A census record is arguably the most single useful source in genealogy. One gets the name, age (thereby inferring rough date of birth), marital status, profession, and where born for not just one family member: One gets this, and more, for the whole family. And, if there are elderly relatives or young cousins staying on census night, then one gets, on a plate, evidence for multiple generations. When this happens, “The Force” is definitely with you!
But some census records can seemingly ‘turn to the Dark Side’. This happens when a person who should be on a given census just does not seem to be there. Or their family! You try the names of brothers/sisters or wife/husband, to no avail. Constant “0 Results”. Your face turns red with frustration; the air turns increasingly blue.

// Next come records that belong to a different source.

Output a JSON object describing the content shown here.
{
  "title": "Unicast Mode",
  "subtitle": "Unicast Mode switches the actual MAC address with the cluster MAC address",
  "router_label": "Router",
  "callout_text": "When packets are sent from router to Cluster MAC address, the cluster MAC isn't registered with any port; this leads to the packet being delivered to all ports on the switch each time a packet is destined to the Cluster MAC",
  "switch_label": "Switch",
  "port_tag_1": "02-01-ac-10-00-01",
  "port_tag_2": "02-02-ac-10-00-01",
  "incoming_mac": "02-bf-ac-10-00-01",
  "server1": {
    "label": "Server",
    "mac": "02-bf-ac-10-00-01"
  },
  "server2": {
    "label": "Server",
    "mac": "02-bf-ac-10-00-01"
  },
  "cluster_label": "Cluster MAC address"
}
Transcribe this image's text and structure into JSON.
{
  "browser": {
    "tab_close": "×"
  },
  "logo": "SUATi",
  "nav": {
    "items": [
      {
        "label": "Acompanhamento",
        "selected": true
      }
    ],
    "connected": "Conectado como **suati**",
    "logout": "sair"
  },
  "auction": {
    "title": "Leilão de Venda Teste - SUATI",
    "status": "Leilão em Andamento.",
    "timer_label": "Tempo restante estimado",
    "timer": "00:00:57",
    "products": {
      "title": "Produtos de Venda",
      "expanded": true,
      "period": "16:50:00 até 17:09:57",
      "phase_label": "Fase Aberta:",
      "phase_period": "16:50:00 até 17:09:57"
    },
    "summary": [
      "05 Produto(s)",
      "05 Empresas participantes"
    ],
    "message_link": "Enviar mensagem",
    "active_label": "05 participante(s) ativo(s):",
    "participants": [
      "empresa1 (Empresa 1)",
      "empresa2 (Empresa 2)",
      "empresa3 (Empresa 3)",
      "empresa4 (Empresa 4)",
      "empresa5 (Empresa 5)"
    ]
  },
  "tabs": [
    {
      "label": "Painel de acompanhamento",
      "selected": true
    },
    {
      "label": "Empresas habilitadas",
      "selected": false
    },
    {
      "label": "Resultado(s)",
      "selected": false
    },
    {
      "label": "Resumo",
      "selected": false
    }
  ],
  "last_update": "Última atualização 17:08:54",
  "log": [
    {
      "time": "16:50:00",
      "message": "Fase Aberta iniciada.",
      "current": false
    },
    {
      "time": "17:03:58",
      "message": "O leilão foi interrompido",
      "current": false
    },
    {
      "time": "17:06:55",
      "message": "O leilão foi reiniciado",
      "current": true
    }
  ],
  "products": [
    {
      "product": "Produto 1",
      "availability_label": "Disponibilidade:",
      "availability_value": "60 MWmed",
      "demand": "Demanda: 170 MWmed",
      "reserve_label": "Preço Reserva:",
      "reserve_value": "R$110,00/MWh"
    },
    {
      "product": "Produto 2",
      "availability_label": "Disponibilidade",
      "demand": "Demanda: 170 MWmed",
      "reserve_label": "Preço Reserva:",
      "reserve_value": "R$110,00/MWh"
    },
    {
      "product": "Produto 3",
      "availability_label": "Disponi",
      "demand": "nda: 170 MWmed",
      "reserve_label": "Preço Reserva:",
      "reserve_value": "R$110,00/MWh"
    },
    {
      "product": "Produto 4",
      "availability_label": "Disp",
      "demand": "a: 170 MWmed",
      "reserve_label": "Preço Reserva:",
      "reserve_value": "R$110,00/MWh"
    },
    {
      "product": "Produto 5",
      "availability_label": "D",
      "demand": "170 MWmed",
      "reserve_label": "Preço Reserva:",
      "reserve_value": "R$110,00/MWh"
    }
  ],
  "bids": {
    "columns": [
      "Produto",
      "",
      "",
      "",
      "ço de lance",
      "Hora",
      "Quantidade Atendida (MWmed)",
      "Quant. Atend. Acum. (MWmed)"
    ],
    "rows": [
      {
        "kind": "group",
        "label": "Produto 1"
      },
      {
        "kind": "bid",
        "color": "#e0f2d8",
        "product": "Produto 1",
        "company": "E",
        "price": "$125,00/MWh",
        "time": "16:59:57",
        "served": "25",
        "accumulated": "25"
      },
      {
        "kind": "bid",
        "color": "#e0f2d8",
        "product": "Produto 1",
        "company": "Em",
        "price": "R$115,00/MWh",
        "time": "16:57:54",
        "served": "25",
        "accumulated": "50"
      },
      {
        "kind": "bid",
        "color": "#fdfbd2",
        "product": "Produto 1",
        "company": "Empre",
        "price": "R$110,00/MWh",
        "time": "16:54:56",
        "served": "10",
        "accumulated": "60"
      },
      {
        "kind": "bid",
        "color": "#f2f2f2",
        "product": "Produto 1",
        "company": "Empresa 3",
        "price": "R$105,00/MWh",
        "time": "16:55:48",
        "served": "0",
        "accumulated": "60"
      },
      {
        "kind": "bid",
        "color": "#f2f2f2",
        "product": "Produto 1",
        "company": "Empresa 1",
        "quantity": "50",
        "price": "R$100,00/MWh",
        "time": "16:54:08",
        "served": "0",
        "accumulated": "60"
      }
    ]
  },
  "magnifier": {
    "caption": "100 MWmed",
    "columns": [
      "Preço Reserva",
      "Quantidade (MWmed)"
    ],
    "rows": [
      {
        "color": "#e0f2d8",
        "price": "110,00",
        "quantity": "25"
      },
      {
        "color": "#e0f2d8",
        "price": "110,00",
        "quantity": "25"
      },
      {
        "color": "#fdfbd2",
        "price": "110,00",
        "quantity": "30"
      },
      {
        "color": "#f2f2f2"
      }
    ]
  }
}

The “Dark Side” of the census showed its power to me while I helped a most amiable American gent at the Irish Family History Centre in early Summer 2016. He was looking for his Irish ancestry, but he had not yet milked the US census records of their genealogical juice. “Moran” was the family name, and we needed to find the 1910 US census record for a certain “Cornelius Moran”. “Shouldn’t be too difficult”, I thought. But could I find him? No! Associated family? Nothing. Time with the client ran out. I silently cursed the US census.
After the client had left, myself and colleague Claire Murray decided, out of pure bloody mindedness, to find this Cornelius Moran. After three hours searching by both of us – 6 hours combined – Claire (Bless her!) finally found him under the shockingly mangled name of “Carneliga Mora”. The original census record had been misspelled by the enumerator, and this itself had suffered another layer of misspelling by the census record transcriber. Two layers of error-ridden walls to break through. It took a mighty effort, but we had fought the census’s Dark Side, and won!
Remember, dear Reader …. There will be times when you need to fight the Dark Side of a census. May the Force (and dogged persistence) be with you!